The shopkeep was a skinny dude in a leather apron. Could of taken a bath in a shotgun barrel. “Good day to you, friend,” he greeted me.
“Howdy,” I said. “It’s been a good day so far, but I don’t like them clouds.”
“It does make for a dreary day. How can I help you?”
“I need a carton of 16-gauge. What’s good for rabbits and such?”
“That would be Number 6 shot.” said the shopkeep. “Good for squirrels and birds too. What kind of shotgun you got out there?” he asked looking through the window.
“Parker Brothers. You give me anything for these?” I set the six empty 12- and 16-gauge shells on the counter.
“Penny for two. You let your woman out there have a shotgun? Don’t mean to pry, friend,” he added quickly.
“She ain’t my woman.” What would I call her? A trail pal?
“She got her own shotgun?” He sounded troubled.
“She’s just carrying it for me. Everybody here ask a lot of questions about other folk’s business?”
He put on a shopkeep’s smile. “I’m sorry, friend, not being nosey. We seldom see Mex girls toting shotguns. No offense intended.”
“None taken. How about a carton of them Union Metallic .44-40 cartridges and a bottle of paraffin gun oil.”
“Sure enough. Four-ounce or eight?” Holding up one of each.
“The little one. You got any buckshot for that 16-gauge?”
“Sure enough. Single ought or Number 1?”
“Do I have to buy a whole carton? I don’t need no twenty-five shells.”
“I’ll sell them to you singly. Two for a nickel.”
“Give me eight of the Number 1’s, then. No, ten.”
It all came to almost three dollars.
“Friend, can I give you a little friendly advice?

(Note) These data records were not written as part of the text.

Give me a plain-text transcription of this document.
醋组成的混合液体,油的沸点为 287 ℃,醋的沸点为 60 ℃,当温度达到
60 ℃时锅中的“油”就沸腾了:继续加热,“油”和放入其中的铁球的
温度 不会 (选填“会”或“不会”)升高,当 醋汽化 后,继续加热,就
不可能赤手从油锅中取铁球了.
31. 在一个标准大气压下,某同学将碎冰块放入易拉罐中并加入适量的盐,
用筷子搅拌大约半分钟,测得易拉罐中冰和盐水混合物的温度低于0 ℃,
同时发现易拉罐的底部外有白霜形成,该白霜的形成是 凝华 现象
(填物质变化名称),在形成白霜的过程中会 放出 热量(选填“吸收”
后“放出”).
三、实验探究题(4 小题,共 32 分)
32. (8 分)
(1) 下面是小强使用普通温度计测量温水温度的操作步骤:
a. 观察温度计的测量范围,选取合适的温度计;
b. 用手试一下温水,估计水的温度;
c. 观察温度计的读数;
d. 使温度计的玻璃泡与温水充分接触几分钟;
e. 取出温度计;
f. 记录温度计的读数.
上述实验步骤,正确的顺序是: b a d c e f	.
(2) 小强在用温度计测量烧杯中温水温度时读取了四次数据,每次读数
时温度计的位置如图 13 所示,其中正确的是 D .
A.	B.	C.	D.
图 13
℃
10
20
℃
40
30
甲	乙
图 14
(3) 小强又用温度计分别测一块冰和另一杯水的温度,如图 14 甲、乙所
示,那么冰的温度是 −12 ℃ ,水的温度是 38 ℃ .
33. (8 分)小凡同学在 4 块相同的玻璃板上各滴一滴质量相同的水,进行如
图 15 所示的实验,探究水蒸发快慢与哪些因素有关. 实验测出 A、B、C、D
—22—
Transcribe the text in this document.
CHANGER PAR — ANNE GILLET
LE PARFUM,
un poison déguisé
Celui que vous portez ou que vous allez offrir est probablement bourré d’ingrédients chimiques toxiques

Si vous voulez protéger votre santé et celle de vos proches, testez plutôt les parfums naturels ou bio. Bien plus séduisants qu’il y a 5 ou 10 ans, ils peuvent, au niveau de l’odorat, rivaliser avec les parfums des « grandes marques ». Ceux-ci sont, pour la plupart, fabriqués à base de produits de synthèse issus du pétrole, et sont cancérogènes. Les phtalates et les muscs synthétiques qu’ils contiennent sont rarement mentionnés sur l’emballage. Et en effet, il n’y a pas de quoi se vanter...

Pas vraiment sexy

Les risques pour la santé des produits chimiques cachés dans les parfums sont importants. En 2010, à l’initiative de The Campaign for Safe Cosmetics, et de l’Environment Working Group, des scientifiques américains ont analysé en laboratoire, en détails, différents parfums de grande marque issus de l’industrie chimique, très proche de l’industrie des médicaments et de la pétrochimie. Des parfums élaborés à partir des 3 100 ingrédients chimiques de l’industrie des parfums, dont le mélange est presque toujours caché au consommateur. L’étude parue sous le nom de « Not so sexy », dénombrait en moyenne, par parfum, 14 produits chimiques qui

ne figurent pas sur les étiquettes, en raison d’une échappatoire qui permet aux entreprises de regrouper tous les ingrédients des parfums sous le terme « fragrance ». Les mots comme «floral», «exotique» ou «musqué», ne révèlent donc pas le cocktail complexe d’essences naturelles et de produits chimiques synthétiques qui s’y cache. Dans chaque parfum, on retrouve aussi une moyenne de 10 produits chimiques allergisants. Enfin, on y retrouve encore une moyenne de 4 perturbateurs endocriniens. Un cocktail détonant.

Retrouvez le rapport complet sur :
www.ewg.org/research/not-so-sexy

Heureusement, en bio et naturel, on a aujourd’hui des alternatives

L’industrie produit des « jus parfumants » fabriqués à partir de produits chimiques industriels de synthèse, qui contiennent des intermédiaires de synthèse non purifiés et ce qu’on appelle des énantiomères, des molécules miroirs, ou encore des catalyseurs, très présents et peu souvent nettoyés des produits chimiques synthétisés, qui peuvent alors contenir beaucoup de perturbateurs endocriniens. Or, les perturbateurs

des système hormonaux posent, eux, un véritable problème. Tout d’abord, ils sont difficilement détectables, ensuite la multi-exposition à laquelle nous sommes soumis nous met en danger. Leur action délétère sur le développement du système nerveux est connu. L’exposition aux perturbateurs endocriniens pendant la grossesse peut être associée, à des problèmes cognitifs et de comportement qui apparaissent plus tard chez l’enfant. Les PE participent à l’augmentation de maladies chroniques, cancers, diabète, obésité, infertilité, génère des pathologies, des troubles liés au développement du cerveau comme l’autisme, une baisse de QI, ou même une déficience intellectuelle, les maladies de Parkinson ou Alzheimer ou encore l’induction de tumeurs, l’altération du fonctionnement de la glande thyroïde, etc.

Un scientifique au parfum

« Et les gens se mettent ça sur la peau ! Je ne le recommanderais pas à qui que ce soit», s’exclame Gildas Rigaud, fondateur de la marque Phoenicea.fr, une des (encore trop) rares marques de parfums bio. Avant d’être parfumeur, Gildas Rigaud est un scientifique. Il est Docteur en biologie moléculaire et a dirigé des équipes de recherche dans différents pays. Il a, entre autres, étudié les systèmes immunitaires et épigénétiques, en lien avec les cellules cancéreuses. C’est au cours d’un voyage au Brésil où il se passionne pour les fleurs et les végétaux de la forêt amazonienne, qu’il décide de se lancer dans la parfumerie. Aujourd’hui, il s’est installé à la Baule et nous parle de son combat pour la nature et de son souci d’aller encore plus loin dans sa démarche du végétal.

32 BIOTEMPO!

I ain’t trying to nose into your business”—he sounded a little antsy—“but it might be a good idea to carry that shotgun your ownself.” He was trying to smile. “Folks in these parts arn’t used to that.”
“I’ll think on it. What would a Russian Smith, a Number 3, be going for with a rig and all?”
“I’d give you twelve, thirteen dollars, depending on the condition. You got one to sell?”
“Not no more.” I figured I’d made a good deal with that captain.
“You staying in town long, friend?”
“I guess folks are nosey round here.”
“Don’t mean nothing, friend. Only hoping you’l
l be back.”
“I’ll think on it.”
I didn’t hang the shotgun on my saddle until we were around the corner. Marta frowned when I moved it. I don’t know why, seeing she didn’t know squat about using it.
Most buildings in the town were adobe and some whitewashed. Some were brick. The streets were potholed and muddy, no board sidewalks. About the only trees were mesquite. I asked a scarce white man wearing bib overalls where the Maverick Hotel was. He weren’t no cowboy.
He gave me directions, but said, “That your woman there?”
“Folks surely are nosey around here.”
“I’s just sayin’ she’s well mounted, friend.”
“I surely got a lot of friends today.” I thanked him anyways for the directions.
Marta stayed with the horses again at the hotel. It was big place, two floors. I walked right through the front door, and the fella behind the counter gave me a hard look over his spectacles. “Can I help you?” Something about the way he said it made me think he didn’t much approve of a trail-muddy punch walking in like he belong there. The lobby smelled of cigars and brandy.
“I’m looking for Mr. Mathew Picket of the San Isidro Ranch.”
Still looking over his spectacles, “Mr. Picket departed three days ago. Sorry.” His “sorry” had a way of saying, “Skedaddle, drifter.” “However…” He turned around and looked in a bunch of little boxes on the wall. “What’s your name?”
I told him.
“He did leave this for you,” and handed me a letter handed me a letter. It had my name on it and a date. I ain’t never got a letter straight to me before.